ACCOUNTS RECEIVABLE: sends balance confirmation letters to third parties again, and we will have two types of analysis; i) confrontation with documentation and financial transactions (extracts), and ii) study of the quality of these accounts receivable, their aging, and the need to recognize provisions for bad debts.
FIXED ASSETS: basically, they will review the additions by sampling, checking if the items were capitalized in the wrong way or not. They will validate depreciation and amortization calculations, test some write-offs, and analyze movements. Finally, suppose you are lucky to have hired a good auditor. In that case, they will perform impairment tests, which are procedures to assess the need to recognize losses on these assets, even if temporary.
ACCOUNTS PAYABLE / SUPPLIERS: again, a festival of confirmation letters, verification of analyzes, and contracts by sampling. If your client is a notoriously deadbeat club, it is necessary to carry out a procedure called omitted liabilities. The auditor will take the subsequent bank records and tie disbursed amounts with recorded provisions. Well, at least they should do that.

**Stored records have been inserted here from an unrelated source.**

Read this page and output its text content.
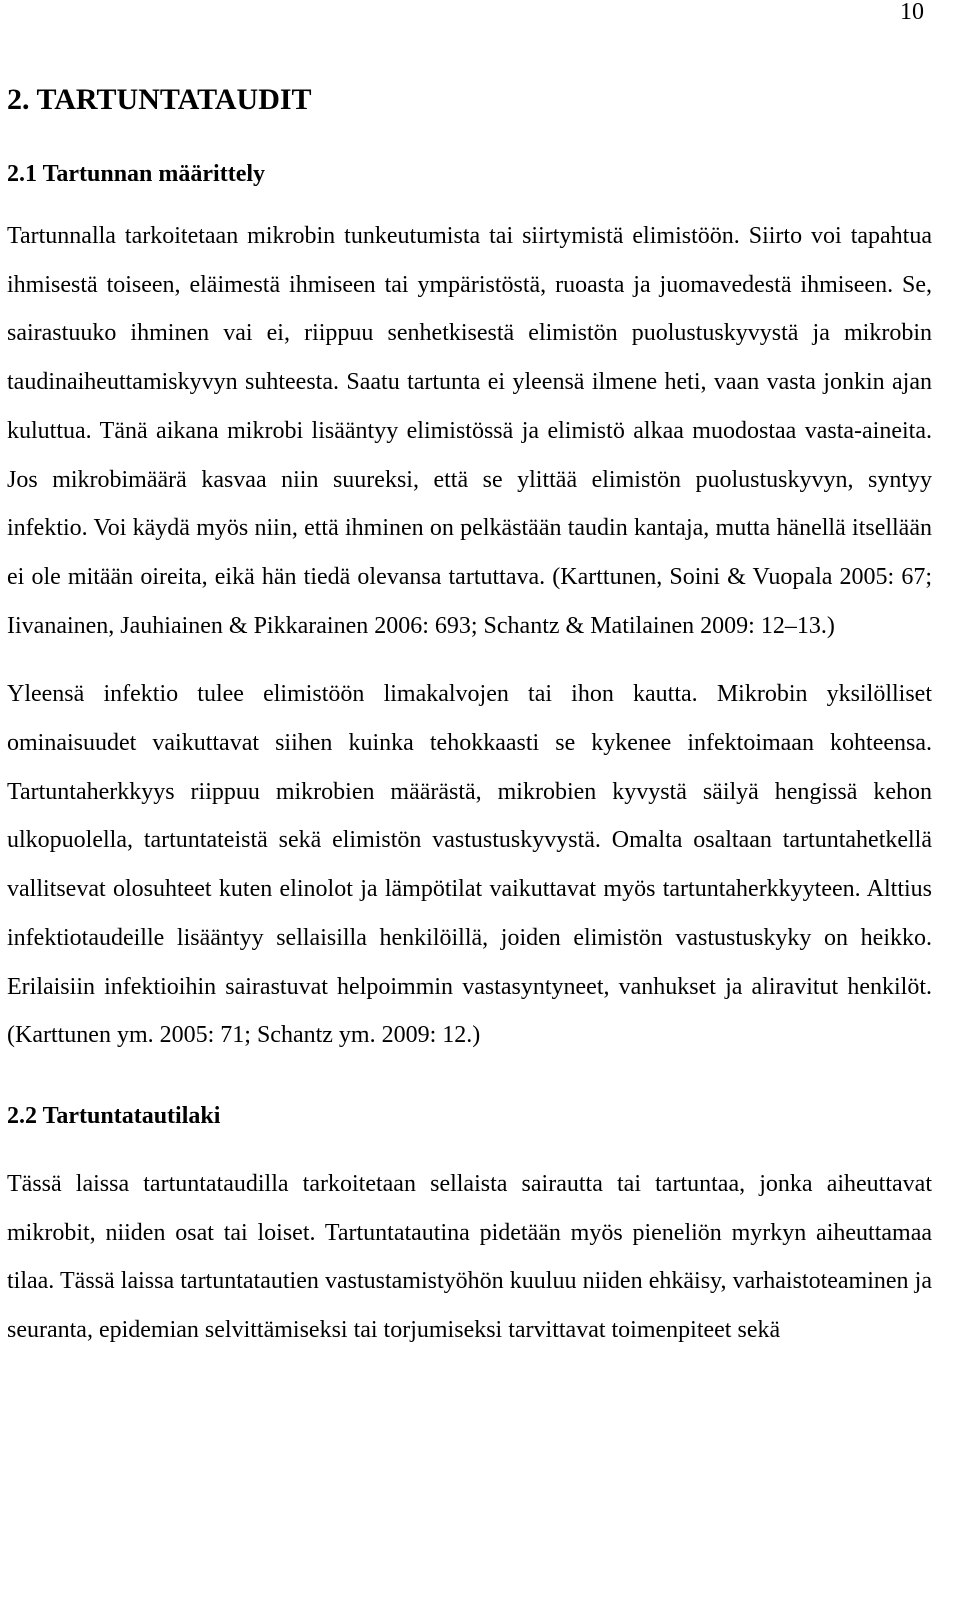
10
2. TARTUNTATAUDIT
2.1 Tartunnan määrittely

Tartunnalla tarkoitetaan mikrobin tunkeutumista tai siirtymistä elimistöön. Siirto voi tapahtua ihmisestä toiseen, eläimestä ihmiseen tai ympäristöstä, ruoasta ja juomavedestä ihmiseen. Se, sairastuuko ihminen vai ei, riippuu senhetkisestä elimistön puolustuskyvystä ja mikrobin taudinaiheuttamiskyvyn suhteesta. Saatu tartunta ei yleensä ilmene heti, vaan vasta jonkin ajan kuluttua. Tänä aikana mikrobi lisääntyy elimistössä ja elimistö alkaa muodostaa vasta-aineita. Jos mikrobimäärä kasvaa niin suureksi, että se ylittää elimistön puolustuskyvyn, syntyy infektio. Voi käydä myös niin, että ihminen on pelkästään taudin kantaja, mutta hänellä itsellään ei ole mitään oireita, eikä hän tiedä olevansa tartuttava. (Karttunen, Soini & Vuopala 2005: 67; Iivanainen, Jauhiainen & Pikkarainen 2006: 693; Schantz & Matilainen 2009: 12–13.)

Yleensä infektio tulee elimistöön limakalvojen tai ihon kautta. Mikrobin yksilölliset ominaisuudet vaikuttavat siihen kuinka tehokkaasti se kykenee infektoimaan kohteensa. Tartuntaherkkyys riippuu mikrobien määrästä, mikrobien kyvystä säilyä hengissä kehon ulkopuolella, tartuntateistä sekä elimistön vastustuskyvystä. Omalta osaltaan tartuntahetkellä vallitsevat olosuhteet kuten elinolot ja lämpötilat vaikuttavat myös tartuntaherkkyyteen. Alttius infektiotaudeille lisääntyy sellaisilla henkilöillä, joiden elimistön vastustuskyky on heikko. Erilaisiin infektioihin sairastuvat helpoimmin vastasyntyneet, vanhukset ja aliravitut henkilöt. (Karttunen ym. 2005: 71; Schantz ym. 2009: 12.)

2.2 Tartuntatautilaki

Tässä laissa tartuntataudilla tarkoitetaan sellaista sairautta tai tartuntaa, jonka aiheuttavat mikrobit, niiden osat tai loiset. Tartuntatautina pidetään myös pieneliön myrkyn aiheuttamaa tilaa. Tässä laissa tartuntatautien vastustamistyöhön kuuluu niiden ehkäisy, varhaistoteaminen ja seuranta, epidemian selvittämiseksi tai torjumiseksi tarvittavat toimenpiteet sekä
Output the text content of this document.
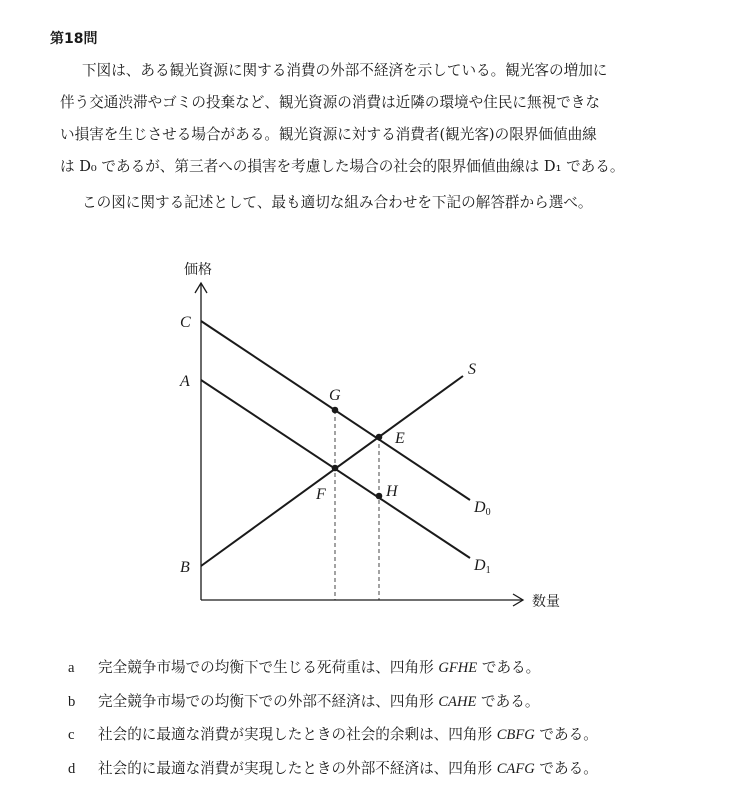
第18問
下図は、ある観光資源に関する消費の外部不経済を示している。観光客の増加に
伴う交通渋滞やゴミの投棄など、観光資源の消費は近隣の環境や住民に無視できな
い損害を生じさせる場合がある。観光資源に対する消費者(観光客)の限界価値曲線
は D₀ であるが、第三者への損害を考慮した場合の社会的限界価値曲線は D₁ である。
この図に関する記述として、最も適切な組み合わせを下記の解答群から選べ。
価格
数量
C
A
B
G
E
F	H
S
D0
D1
a 完全競争市場での均衡下で生じる死荷重は、四角形 GFHE である。
b 完全競争市場での均衡下での外部不経済は、四角形 CAHE である。
c 社会的に最適な消費が実現したときの社会的余剰は、四角形 CBFG である。
d 社会的に最適な消費が実現したときの外部不経済は、四角形 CAFG である。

DEBT/LOANS: a new wave of balance confirmation letters, cross-checking with statements and contracts.
TAXES: a review of calculation memories, an examination of paid slips, and several tests to estimate taxes due. Here it is imperative to remember the concept of materiality and compliance issues. Unfortunately, the Financial Statements audit falls far short of a tax audit regarding procedures and review of practices.
CONTINGENCIES: extensive letters were sent to the club’s lawyers to inform them of all the claims, updated values, and the probability of losing them. In a regular Brazilian club, where dozens of issues pop up weekly, it isn’t straightforward to be done. At some point, it is necessary to set a cut-off date, and even with the application of procedures on subsequent events, you will not be able to audit this.
As this thread mentioned, the litigation environment should be considered in the acceptance process. The volume of claims amazes any Big4 and any auditor minimally concerned with their reputation.
REVENUE / EXPENSES: We will have an excessive documentary examination and confrontation with contracts and extracts here. But note that you will be confronted with what is written and not the business conditions. There is zero procedure to analyze whether player A was well or poorly sold, whether commissioners are receiving a lot or a little money, whether the division of economic rights is fair, etc.
When it comes to expenses, the auditor needs to look for elements that the service provided, the right or the acquired good exists, or the service has been performed, which happens by random sampling.
You cannot have a pre-chosen items sample; audit standards require the aleatory.
There are more procedures, but at this point, we have already realized that the audit does not correspond to the desire to hunt witches, nor does it have an extension that allows us to say that everything wrong has been identified.
Remember that some clubs adjusted their previous Financial Statements, which had been audited, without anything being pointed out as an error or exception in the accounts that subsequently underwent adjustments.